The Nairobi Securities Exchange (NSE) cemented its position as one of Africa’s leading equity markets in 2025 after ranking second on the continent for dollarised returns, while also ranking strongly in market liquidity, according to data from Morgan Stanley Capital International (MSCI).
Kenya’s stock market delivered a 52.2 percent dollar return in 2025, placing it second among 10 African markets tracked under the MSCI frontier and emerging market indices.
The MSCI indices track the performance of selected large- and mid-cap companies, providing global investors with benchmarks that influence capital flows, liquidity, and price discovery.
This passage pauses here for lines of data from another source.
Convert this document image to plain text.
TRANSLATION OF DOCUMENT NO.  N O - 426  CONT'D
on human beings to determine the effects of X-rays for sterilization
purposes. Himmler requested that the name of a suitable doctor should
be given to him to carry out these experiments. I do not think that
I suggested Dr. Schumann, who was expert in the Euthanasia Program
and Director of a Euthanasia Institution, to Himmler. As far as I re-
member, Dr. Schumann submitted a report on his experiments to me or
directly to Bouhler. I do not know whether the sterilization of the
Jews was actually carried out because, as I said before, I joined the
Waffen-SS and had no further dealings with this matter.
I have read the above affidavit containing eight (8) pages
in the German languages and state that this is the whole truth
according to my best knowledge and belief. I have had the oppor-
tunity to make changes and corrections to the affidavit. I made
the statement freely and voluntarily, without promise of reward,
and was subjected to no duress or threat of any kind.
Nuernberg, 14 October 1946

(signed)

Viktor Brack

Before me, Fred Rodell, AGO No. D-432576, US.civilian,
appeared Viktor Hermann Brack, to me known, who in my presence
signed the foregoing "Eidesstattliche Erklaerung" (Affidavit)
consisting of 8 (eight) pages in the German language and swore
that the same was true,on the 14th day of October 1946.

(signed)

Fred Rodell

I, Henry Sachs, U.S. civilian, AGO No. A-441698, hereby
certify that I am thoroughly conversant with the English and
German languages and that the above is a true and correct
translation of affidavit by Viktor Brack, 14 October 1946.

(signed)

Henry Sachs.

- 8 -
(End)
Only Egypt outperformed Kenya, posting a 99 percent gain, supported by strong rallies in heavyweight stocks such as Commercial International Bank and TMG Holding, alongside a 6.2 percent appreciation of the Egyptian pound against the dollar.
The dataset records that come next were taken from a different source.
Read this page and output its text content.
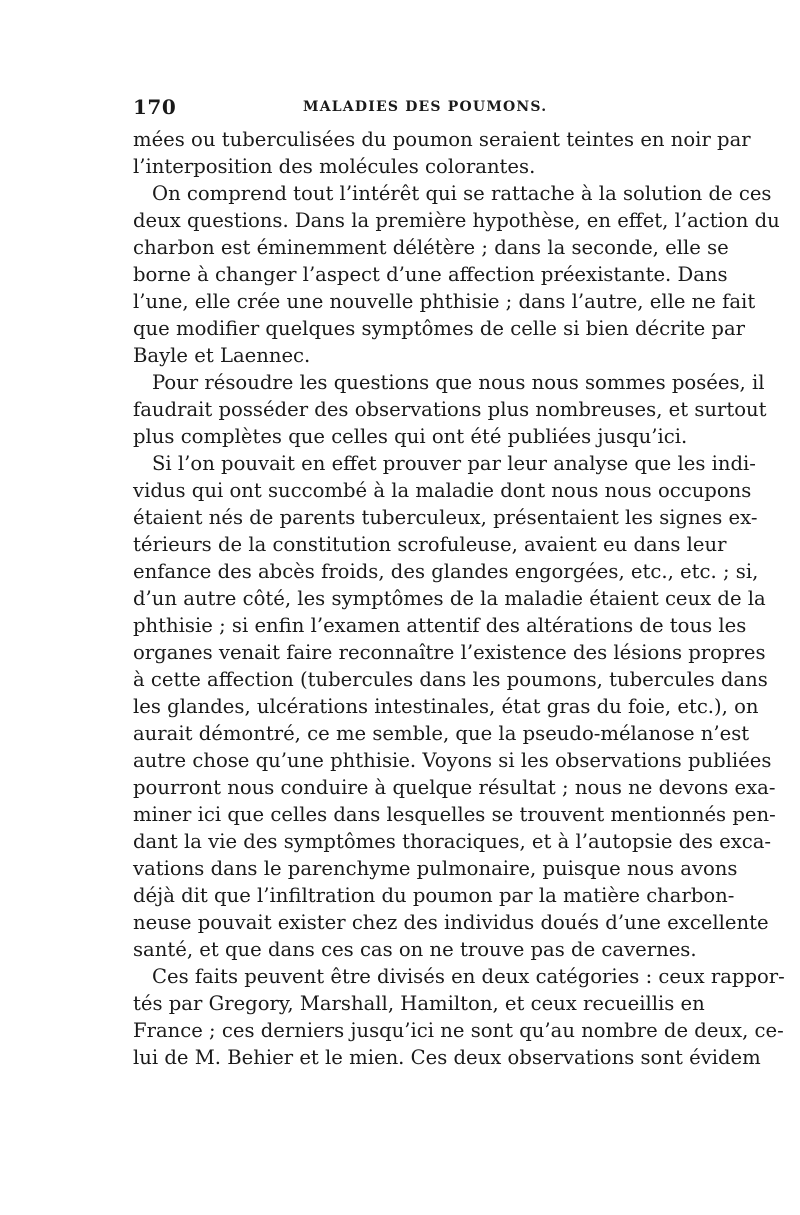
170	MALADIES DES POUMONS.
mées ou tuberculisées du poumon seraient teintes en noir par
l’interposition des molécules colorantes.
On comprend tout l’intérêt qui se rattache à la solution de ces
deux questions. Dans la première hypothèse, en effet, l’action du
charbon est éminemment délétère ; dans la seconde, elle se
borne à changer l’aspect d’une affection préexistante. Dans
l’une, elle crée une nouvelle phthisie ; dans l’autre, elle ne fait
que modifier quelques symptômes de celle si bien décrite par
Bayle et Laennec.
Pour résoudre les questions que nous nous sommes posées, il
faudrait posséder des observations plus nombreuses, et surtout
plus complètes que celles qui ont été publiées jusqu’ici.
Si l’on pouvait en effet prouver par leur analyse que les indi-
vidus qui ont succombé à la maladie dont nous nous occupons
étaient nés de parents tuberculeux, présentaient les signes ex-
térieurs de la constitution scrofuleuse, avaient eu dans leur
enfance des abcès froids, des glandes engorgées, etc., etc. ; si,
d’un autre côté, les symptômes de la maladie étaient ceux de la
phthisie ; si enfin l’examen attentif des altérations de tous les
organes venait faire reconnaître l’existence des lésions propres
à cette affection (tubercules dans les poumons, tubercules dans
les glandes, ulcérations intestinales, état gras du foie, etc.), on
aurait démontré, ce me semble, que la pseudo-mélanose n’est
autre chose qu’une phthisie. Voyons si les observations publiées
pourront nous conduire à quelque résultat ; nous ne devons exa-
miner ici que celles dans lesquelles se trouvent mentionnés pen-
dant la vie des symptômes thoraciques, et à l’autopsie des exca-
vations dans le parenchyme pulmonaire, puisque nous avons
déjà dit que l’infiltration du poumon par la matière charbon-
neuse pouvait exister chez des individus doués d’une excellente
santé, et que dans ces cas on ne trouve pas de cavernes.
Ces faits peuvent être divisés en deux catégories : ceux rappor-
tés par Gregory, Marshall, Hamilton, et ceux recueillis en
France ; ces derniers jusqu’ici ne sont qu’au nombre de deux, ce-
lui de M. Behier et le mien. Ces deux observations sont évidem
Elsewhere on the continent, Nigeria ranked third with returns of 47.2 percent, followed by Zimbabwe (44.5 percent), Côte d’Ivoire (43.6 percent), Morocco (36.3 percent), and Tunisia (32.5 percent). South Africa gained 30.1 percent, Senegal 23.4 percent, while Mauritius trailed with a return of 2.2 percent.
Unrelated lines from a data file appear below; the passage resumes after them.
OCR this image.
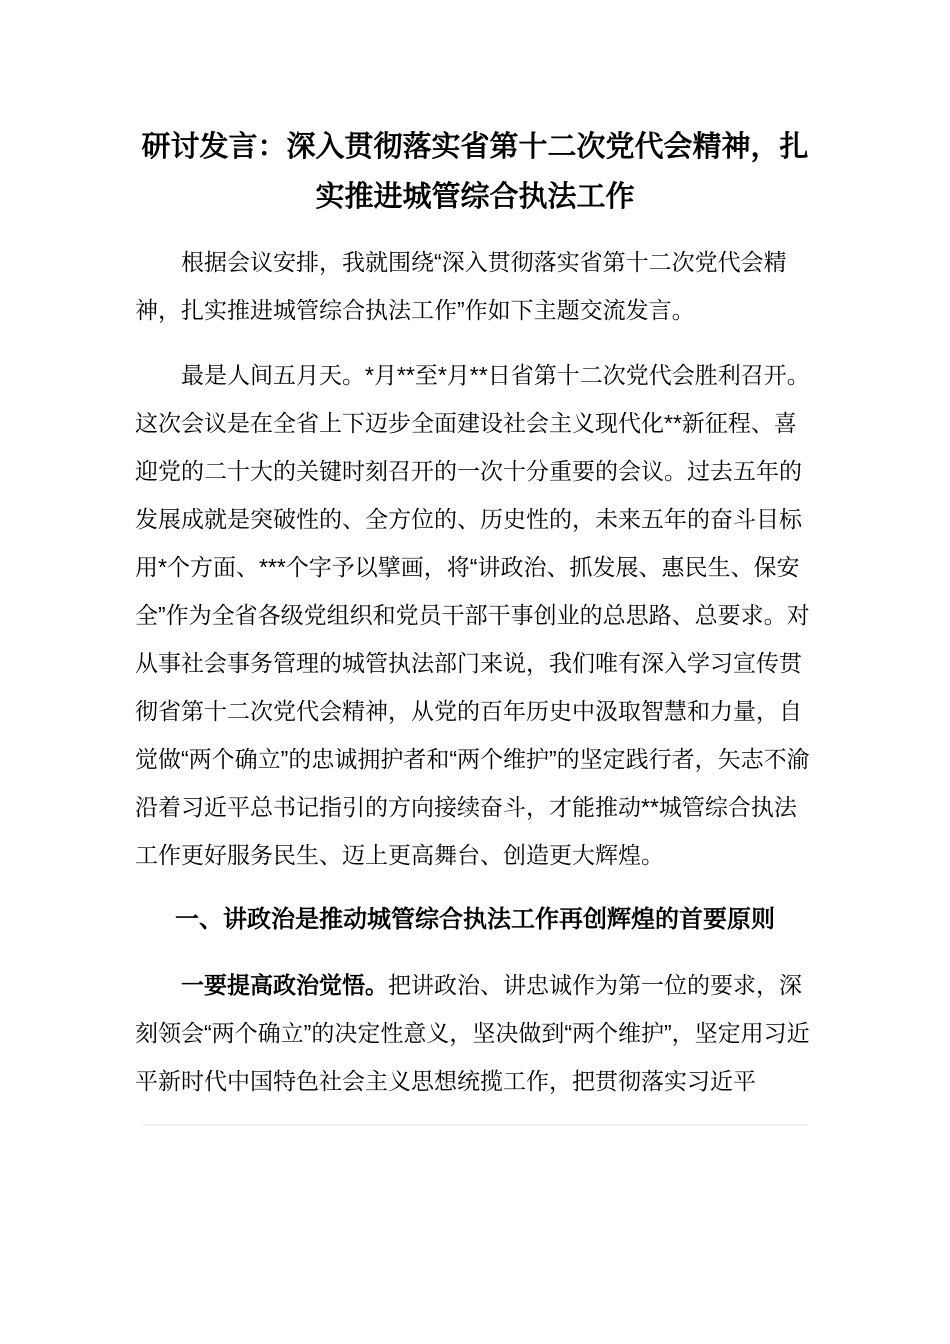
研讨发言：深入贯彻落实省第十二次党代会精神，扎实推进城管综合执法工作

根据会议安排，我就围绕“深入贯彻落实省第十二次党代会精神，扎实推进城管综合执法工作”作如下主题交流发言。

最是人间五月天。*月**至*月**日省第十二次党代会胜利召开。这次会议是在全省上下迈步全面建设社会主义现代化**新征程、喜迎党的二十大的关键时刻召开的一次十分重要的会议。过去五年的发展成就是突破性的、全方位的、历史性的，未来五年的奋斗目标用*个方面、***个字予以擘画，将“讲政治、抓发展、惠民生、保安全”作为全省各级党组织和党员干部干事创业的总思路、总要求。对从事社会事务管理的城管执法部门来说，我们唯有深入学习宣传贯彻省第十二次党代会精神，从党的百年历史中汲取智慧和力量，自觉做“两个确立”的忠诚拥护者和“两个维护”的坚定践行者，矢志不渝沿着习近平总书记指引的方向接续奋斗，才能推动**城管综合执法工作更好服务民生、迈上更高舞台、创造更大辉煌。

一、讲政治是推动城管综合执法工作再创辉煌的首要原则

一要提高政治觉悟。把讲政治、讲忠诚作为第一位的要求，深刻领会“两个确立”的决定性意义，坚决做到“两个维护”，坚定用习近平新时代中国特色社会主义思想统揽工作，把贯彻落实习近平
The NSE closed the year at 1,391.28 points and is represented by 18 companies on the MSCI Frontier Markets and Small-Cap indices.
According to an OECD report published in November 2025, Kenya ranked fourth in Africa for equity market liquidity at 6 percent, behind Egypt (50 percent), South Africa (28 percent), and Morocco (9 percent).

On the NSE, large-cap constituents included Safaricom, Equity Group, East African Breweries (EABL), KCB Group, Co-operative Bank of Kenya, and Standard Chartered Bank Kenya. The MSCI Frontier Markets Small-Cap Index featured BAT Kenya, KenGen, Kenya Re, Kenya Power, DTB Group, Carbacid Investments, Jubilee Holdings, CIC Insurance Group, Williamson Tea Kenya, Centum Investment Company, and HF Group.
Among large-cap stocks, Safaricom led gains with a 66.3 percent rise, followed by KCB Group at 58.1 percent and EABL at 49.9 percent. On the small-cap index, Kenya Power surged 182.7 percent, KenGen gained 152.2 percent, Kenya Re rose 135.2 percent, and HF Group advanced 120.8 percent, though their lower index weighting limited their impact on the overall market return.
The shilling ended the year largely flat against the dollar, gaining just 0.1 percent. As a result, dollarised returns closely reflected local-currency equity performance. This contrasts with 2024, when a 21 percent appreciation of the shilling helped propel the NSE to the top of Africa’s MSCI performance rankings with a 65.3 percent gain.
Despite the strong showing, structural challenges persist. MSCI notes limited competition among brokers, high trading costs, the absence of a central securities registry, and restrictions on off-exchange and in-kind transfers.
While Kenya currently has no additional documentation requirements restricting capital repatriation, operational efficiency remains under assessment.